Surely it can’t only be butthurt 4th generation descendants of sugar plantation owners in Miami and techbros in Sam Fran that caused this phenomenon, right?

    • Steel_Wool [none/use name]
      ·
      edit-2
      4 years ago

      How does anyone in 2020 hear/see an ad and not imediately discount it 110%, knowing that there's an agenda behind it? Do people think these agendas serve them as individuals somehow?

      EDIT: But hey, I've been screaming 'ILLEGAL TAXI BUSINESS' since I first heard the term 'ride share'.

      • grisbajskulor [he/him]
        ·
        4 years ago

        Maybe I'm younger and dumber than you, but I can easily answer this question because I have relatively recently had this mindset. I think a lot of it is blind corporate faith, propaganda, and acceptance of the neoliberal status quo that corporations are job creators.

      • grisbajskulor [he/him]
        ·
        4 years ago

        People tried but wtf can you do when you’re against something like that?

        It's bleak. The only answer is the old cliche of some form of mass workers party/org. These are the kinds of local issues that DSA seems to specialize in, and I do agree that they would have been further encouraged and energized to do so under a Bernie candidacy, very possibly to the point of changing the outcome.
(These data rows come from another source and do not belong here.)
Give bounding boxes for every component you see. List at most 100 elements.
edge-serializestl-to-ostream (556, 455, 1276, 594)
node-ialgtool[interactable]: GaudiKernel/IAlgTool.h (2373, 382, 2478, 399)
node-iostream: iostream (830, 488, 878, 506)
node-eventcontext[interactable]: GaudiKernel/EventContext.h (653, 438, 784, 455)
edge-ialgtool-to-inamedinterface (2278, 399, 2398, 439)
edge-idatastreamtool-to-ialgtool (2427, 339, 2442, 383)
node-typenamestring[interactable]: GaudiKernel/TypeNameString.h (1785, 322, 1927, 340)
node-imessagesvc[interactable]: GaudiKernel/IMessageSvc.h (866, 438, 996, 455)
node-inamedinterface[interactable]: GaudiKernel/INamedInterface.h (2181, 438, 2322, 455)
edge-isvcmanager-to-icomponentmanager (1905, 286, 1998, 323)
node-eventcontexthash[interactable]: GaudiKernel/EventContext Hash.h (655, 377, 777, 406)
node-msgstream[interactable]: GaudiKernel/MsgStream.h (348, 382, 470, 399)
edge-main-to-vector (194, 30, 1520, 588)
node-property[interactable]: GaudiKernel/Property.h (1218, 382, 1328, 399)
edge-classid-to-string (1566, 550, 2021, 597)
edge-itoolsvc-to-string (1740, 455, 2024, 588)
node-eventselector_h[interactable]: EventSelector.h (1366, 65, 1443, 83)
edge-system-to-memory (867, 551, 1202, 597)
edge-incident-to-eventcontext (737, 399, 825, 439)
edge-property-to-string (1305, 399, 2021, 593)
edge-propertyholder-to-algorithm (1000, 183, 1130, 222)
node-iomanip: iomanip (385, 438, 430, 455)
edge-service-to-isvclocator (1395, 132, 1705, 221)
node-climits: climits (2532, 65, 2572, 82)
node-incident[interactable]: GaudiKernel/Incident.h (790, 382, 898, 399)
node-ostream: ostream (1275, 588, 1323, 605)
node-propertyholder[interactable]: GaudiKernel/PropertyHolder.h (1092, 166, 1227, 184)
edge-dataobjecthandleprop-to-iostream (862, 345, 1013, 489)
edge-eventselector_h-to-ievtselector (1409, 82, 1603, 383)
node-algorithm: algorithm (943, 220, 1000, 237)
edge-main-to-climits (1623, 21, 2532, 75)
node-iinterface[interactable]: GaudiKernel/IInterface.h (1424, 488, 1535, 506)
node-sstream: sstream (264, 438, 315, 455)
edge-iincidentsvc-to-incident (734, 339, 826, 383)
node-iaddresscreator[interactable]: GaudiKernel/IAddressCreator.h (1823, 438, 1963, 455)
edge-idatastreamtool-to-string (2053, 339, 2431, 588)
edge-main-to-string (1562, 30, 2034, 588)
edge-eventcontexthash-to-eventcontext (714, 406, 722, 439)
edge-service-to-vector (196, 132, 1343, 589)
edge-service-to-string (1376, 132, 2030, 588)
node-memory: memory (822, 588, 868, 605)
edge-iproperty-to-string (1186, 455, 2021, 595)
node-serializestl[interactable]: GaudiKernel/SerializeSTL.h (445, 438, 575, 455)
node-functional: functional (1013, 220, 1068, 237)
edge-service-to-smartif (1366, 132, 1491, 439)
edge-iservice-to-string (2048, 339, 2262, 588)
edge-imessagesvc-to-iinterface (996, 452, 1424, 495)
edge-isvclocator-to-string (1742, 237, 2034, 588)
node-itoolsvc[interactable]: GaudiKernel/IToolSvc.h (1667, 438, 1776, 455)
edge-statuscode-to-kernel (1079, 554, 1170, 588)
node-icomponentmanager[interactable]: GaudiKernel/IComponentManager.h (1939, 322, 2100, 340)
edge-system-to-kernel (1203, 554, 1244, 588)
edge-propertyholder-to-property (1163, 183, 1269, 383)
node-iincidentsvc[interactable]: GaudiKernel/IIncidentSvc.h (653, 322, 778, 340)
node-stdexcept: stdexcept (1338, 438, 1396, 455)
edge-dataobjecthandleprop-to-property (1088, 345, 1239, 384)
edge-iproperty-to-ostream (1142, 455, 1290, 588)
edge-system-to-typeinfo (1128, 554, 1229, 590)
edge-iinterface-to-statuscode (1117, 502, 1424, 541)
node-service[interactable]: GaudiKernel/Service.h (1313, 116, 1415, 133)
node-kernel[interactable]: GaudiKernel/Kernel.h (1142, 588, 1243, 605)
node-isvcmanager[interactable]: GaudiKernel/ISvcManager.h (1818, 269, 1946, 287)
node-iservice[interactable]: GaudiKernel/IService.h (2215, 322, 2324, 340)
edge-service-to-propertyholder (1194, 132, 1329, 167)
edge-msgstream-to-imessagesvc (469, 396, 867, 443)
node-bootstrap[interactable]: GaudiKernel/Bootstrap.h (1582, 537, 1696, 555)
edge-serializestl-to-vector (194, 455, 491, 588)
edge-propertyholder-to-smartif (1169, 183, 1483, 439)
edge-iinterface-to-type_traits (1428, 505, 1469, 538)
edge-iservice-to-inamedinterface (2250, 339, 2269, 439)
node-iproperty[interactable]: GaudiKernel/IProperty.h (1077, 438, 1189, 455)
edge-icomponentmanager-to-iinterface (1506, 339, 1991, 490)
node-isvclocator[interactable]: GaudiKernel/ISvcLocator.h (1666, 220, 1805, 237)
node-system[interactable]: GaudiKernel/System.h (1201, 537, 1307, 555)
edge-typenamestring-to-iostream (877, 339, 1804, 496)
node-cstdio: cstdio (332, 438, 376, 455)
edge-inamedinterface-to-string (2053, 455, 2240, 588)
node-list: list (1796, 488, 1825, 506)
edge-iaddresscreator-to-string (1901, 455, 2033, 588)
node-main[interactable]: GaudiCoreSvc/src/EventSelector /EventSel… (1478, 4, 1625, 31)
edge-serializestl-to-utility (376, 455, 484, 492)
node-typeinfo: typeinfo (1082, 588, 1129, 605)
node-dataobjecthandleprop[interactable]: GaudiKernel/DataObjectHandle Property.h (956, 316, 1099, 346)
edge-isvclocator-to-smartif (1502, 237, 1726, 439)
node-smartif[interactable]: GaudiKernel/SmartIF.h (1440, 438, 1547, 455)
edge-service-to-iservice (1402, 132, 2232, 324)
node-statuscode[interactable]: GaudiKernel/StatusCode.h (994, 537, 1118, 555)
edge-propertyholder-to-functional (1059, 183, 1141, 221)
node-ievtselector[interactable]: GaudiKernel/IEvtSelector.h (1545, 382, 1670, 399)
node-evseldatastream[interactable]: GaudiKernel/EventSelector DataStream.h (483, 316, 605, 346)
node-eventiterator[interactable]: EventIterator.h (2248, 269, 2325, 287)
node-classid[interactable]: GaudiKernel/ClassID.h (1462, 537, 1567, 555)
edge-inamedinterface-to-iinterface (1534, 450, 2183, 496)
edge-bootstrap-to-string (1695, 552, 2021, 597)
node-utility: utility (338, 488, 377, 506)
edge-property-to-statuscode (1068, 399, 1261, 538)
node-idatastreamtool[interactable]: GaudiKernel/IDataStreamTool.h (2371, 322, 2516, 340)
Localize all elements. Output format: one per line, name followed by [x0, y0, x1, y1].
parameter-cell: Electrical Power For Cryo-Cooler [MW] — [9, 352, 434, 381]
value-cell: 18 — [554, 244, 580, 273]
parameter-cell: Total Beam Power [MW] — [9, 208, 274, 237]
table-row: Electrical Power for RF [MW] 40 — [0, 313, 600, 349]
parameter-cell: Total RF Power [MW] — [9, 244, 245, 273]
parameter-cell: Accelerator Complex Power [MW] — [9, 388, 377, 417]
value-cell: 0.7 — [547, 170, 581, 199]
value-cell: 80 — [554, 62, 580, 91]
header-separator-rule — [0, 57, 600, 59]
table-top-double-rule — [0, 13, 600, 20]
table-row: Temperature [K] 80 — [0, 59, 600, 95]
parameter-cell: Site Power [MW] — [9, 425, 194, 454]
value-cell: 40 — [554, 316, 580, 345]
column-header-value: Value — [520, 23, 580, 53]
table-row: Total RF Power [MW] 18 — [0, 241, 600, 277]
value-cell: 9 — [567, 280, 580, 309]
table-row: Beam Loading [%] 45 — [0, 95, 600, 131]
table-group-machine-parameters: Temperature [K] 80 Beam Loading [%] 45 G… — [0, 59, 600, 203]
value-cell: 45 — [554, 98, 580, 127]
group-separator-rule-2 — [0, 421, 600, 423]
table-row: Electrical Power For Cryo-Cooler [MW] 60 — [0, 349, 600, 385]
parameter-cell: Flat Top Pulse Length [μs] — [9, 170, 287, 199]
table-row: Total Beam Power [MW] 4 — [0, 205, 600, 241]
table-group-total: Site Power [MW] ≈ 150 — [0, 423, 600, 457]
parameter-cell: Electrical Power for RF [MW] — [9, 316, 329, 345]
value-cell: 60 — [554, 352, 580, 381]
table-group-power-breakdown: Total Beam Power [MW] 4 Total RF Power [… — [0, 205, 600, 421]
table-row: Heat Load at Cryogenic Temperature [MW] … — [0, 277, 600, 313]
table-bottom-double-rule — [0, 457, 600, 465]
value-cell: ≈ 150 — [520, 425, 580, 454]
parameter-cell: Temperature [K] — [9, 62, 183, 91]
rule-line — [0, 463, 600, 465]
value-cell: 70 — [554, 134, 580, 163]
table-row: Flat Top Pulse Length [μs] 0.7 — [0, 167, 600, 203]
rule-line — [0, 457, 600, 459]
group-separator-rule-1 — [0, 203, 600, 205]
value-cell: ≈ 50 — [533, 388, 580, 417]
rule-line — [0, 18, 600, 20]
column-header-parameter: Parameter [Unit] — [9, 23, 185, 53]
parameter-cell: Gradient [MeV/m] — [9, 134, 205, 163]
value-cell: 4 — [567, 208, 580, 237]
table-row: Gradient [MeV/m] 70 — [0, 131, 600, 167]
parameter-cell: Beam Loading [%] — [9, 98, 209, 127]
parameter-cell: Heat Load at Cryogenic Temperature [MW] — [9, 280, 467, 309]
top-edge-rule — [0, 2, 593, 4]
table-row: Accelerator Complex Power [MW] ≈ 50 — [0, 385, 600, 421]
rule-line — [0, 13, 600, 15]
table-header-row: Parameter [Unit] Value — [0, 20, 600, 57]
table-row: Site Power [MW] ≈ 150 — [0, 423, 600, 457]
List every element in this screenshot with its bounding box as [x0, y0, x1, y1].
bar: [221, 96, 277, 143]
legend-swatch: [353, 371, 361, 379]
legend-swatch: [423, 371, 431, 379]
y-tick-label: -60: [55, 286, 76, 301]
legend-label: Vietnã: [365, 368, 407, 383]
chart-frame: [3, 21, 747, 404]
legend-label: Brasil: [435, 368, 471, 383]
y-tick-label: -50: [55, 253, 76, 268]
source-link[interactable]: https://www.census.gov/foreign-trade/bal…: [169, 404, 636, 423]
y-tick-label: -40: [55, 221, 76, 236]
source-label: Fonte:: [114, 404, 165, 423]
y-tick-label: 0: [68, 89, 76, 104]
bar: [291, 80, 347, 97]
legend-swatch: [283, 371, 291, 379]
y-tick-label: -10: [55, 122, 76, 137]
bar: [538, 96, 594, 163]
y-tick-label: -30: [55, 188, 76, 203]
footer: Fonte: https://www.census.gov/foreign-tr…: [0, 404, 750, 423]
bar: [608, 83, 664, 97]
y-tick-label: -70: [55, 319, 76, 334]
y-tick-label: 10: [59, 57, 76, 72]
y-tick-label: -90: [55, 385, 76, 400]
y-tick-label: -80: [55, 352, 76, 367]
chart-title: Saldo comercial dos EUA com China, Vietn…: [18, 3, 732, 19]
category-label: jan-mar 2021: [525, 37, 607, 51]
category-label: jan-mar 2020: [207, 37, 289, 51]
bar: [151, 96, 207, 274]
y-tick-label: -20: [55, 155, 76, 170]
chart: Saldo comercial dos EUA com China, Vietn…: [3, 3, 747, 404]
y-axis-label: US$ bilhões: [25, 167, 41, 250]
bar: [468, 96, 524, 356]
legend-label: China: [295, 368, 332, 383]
The optimist in me thinks that the left is just not there yet, but that despite our small size, America does have a growing potential for some form of empowered left organization to aggressively and openly tackle this type of bullshit.

    • throwawaylemmy2 [none/use name]
      ·
      4 years ago

      Florida has a substantial conservative population, as I’ve heard “the more north you go (in florida) the more Southern it gets” i.e. the south of florida is blue but the northern part is very red.

      That's true. Outside of major cities, the "rural" population in Florida is very conservative/red. You can check the historical county maps over the past like 40-50 years and see it. Sometimes there is shocking changes (like Duval going "blue" this election) but generally Florida hasn't super-changed in demographics/voting blocks over the years.

      I think the reason the $15 minimum wage passed for Florida is (from what I've heard) that it goes $15 gradually and then stops to where it's like $.05 increase per year based on cost of living, to where the conservatives would be like "ok, fine. You can have your $15 over the years but you can't get a 'living' wage out of it" and voted for it because it was "palatable" for them.